At PPL (Software Project Course), we — CSUI Students — encouraged to use TDD approach on our project. We firstly introduced with TDD in PPW (Web Development Course). Until now, it’s still difficult to implement TDD ideally. It’s because we often doesn’t really know how the implementation code will be. The other reason is sometimes we still learn the language or framework used in the project so “test-first” approach is unimaginable. This is the main issue in our team because we still learning using Node.js and all library it needs. As time goes, I try to implement TDD correctly and it’s gets better each time I use it.

For example, when I create Superuser model, I create unit test first.

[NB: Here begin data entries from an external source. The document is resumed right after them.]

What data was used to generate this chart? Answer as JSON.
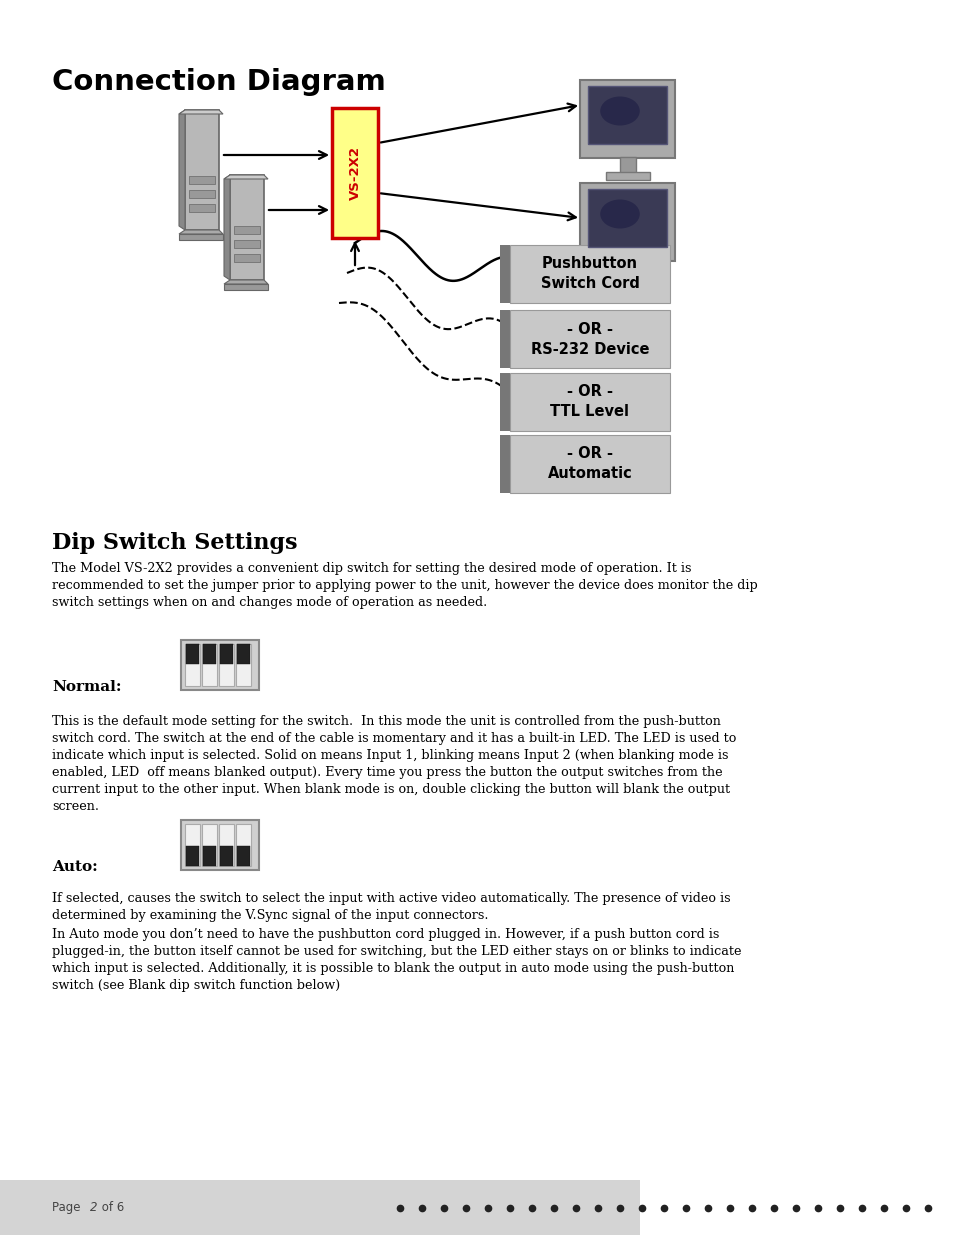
{
  "title": "Connection Diagram",
  "dip_title": "Dip Switch Settings",
  "dip_intro": "The Model VS-2X2 provides a convenient dip switch for setting the desired mode of operation. It is\nrecommended to set the jumper prior to applying power to the unit, however the device does monitor the dip\nswitch settings when on and changes mode of operation as needed.",
  "normal_label": "Normal:",
  "normal_text": "This is the default mode setting for the switch.  In this mode the unit is controlled from the push-button\nswitch cord. The switch at the end of the cable is momentary and it has a built-in LED. The LED is used to\nindicate which input is selected. Solid on means Input 1, blinking means Input 2 (when blanking mode is\nenabled, LED  off means blanked output). Every time you press the button the output switches from the\ncurrent input to the other input. When blank mode is on, double clicking the button will blank the output\nscreen.",
  "auto_label": "Auto:",
  "auto_text1": "If selected, causes the switch to select the input with active video automatically. The presence of video is\ndetermined by examining the V.Sync signal of the input connectors.",
  "auto_text2": "In Auto mode you don’t need to have the pushbutton cord plugged in. However, if a push button cord is\nplugged-in, the button itself cannot be used for switching, but the LED either stays on or blinks to indicate\nwhich input is selected. Additionally, it is possible to blank the output in auto mode using the push-button\nswitch (see Blank dip switch function below)",
  "box_labels": [
    "Pushbutton\nSwitch Cord",
    "- OR -\nRS-232 Device",
    "- OR -\nTTL Level",
    "- OR -\nAutomatic"
  ],
  "footer_text": "Page ",
  "footer_num": "2",
  "footer_rest": " of 6",
  "bg_color": "#ffffff",
  "footer_bg": "#d8d8d8",
  "vs2x2_fill": "#ffff88",
  "vs2x2_border": "#cc0000",
  "box_dark": "#888888",
  "box_light": "#c0c0c0"
}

# __test__/admin/admin.unit.test.jsconst db = require('../../db/models');const Superuser = db.superuser;
// const { sequelize } = db;
/**
* Check if given Superuser instance has expected attribute
* @param {Superuser} aSuperuser checked instance of superuser
* @param {JSON} superuserData expected data of superuser
*/
function checkCorrectAttribute(aSuperuser, superuserData) {
expect(aSuperuser.get('email')).toBe(superuserData.email);
expect(aSuperuser.get('role')).toBe(superuserData.role);
expect(aSuperuser.get('encryptedPassword'))
.not.toBe('superuserData'.encryptedPassword);
}
describe('Superuser/Admin unit test', () => {
const superuserData = {
email: 'aSuperuser@testing.com',
encryptedPassword: 'testing123',
role: 'admin',
};
it('should create an instance', async () => {
const aSuperuser = await Superuser.create(superuserData);
expect(aSuperuser).not.toBeNull();
checkCorrectAttribute(aSuperuser, superuserData);
});
}

In this test, I want a model named Superuser that has email, role, and encrypted password. Of course this test will be failed because I don’t even create Superuser model yet.

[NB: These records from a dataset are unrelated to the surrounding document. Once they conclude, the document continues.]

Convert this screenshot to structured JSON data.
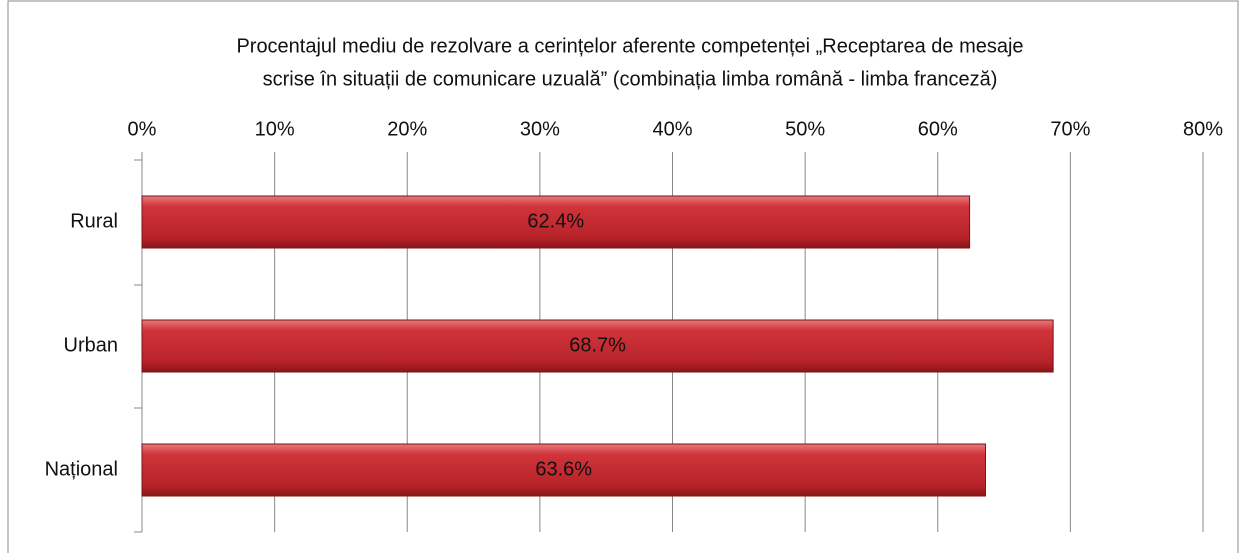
{
  "chart_data": {
    "type": "bar",
    "orientation": "horizontal",
    "title": [
      "Procentajul mediu de rezolvare a cerințelor aferente competenței „Receptarea de mesaje",
      "scrise în situații de comunicare uzuală” (combinația limba română - limba franceză)"
    ],
    "categories": [
      "Rural",
      "Urban",
      "Național"
    ],
    "values": [
      62.4,
      68.7,
      63.6
    ],
    "value_labels": [
      "62.4%",
      "68.7%",
      "63.6%"
    ],
    "color": "#c0272d",
    "xlim": [
      0,
      80
    ],
    "xticks": [
      {
        "value": 0,
        "label": "0%"
      },
      {
        "value": 10,
        "label": "10%"
      },
      {
        "value": 20,
        "label": "20%"
      },
      {
        "value": 30,
        "label": "30%"
      },
      {
        "value": 40,
        "label": "40%"
      },
      {
        "value": 50,
        "label": "50%"
      },
      {
        "value": 60,
        "label": "60%"
      },
      {
        "value": 70,
        "label": "70%"
      },
      {
        "value": 80,
        "label": "80%"
      }
    ],
    "grid": true
  }
}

After that, I create the model.

const bcrypt = require('bcrypt');module.exports = (sequelize, DataTypes) => {
const Superuser = sequelize.define('superuser', {
email: {
type: DataTypes.STRING,
allowNull: false,
unique: true,
},
encryptedPassword: {
type: DataTypes.STRING,
allowNull: false,
},
role: {
type: DataTypes.ENUM('admin', 'restricted'),
allowNull: false,
},
}, {
freezeTableName: true,
hooks: {
beforeCreate: async (instance) => {
bcrypt.hash(instance.encryptedPassword, 10, (err, hash) => {
instance.set('encryptedPassword', hash);
});
},
},
});
return Superuser;
};

This model will encrypt the given password.

Now, the test will be passed. Next, you can refactor your model to be more efficient or cleaner. In TDD, you don’t have to create a big test first and implement a big code. You can always write a unit test, implement it and iterate it. In my case, you can write a test to check if Superuser model exists, Superuser can create model, has correct attribute, and finally check the model constraint.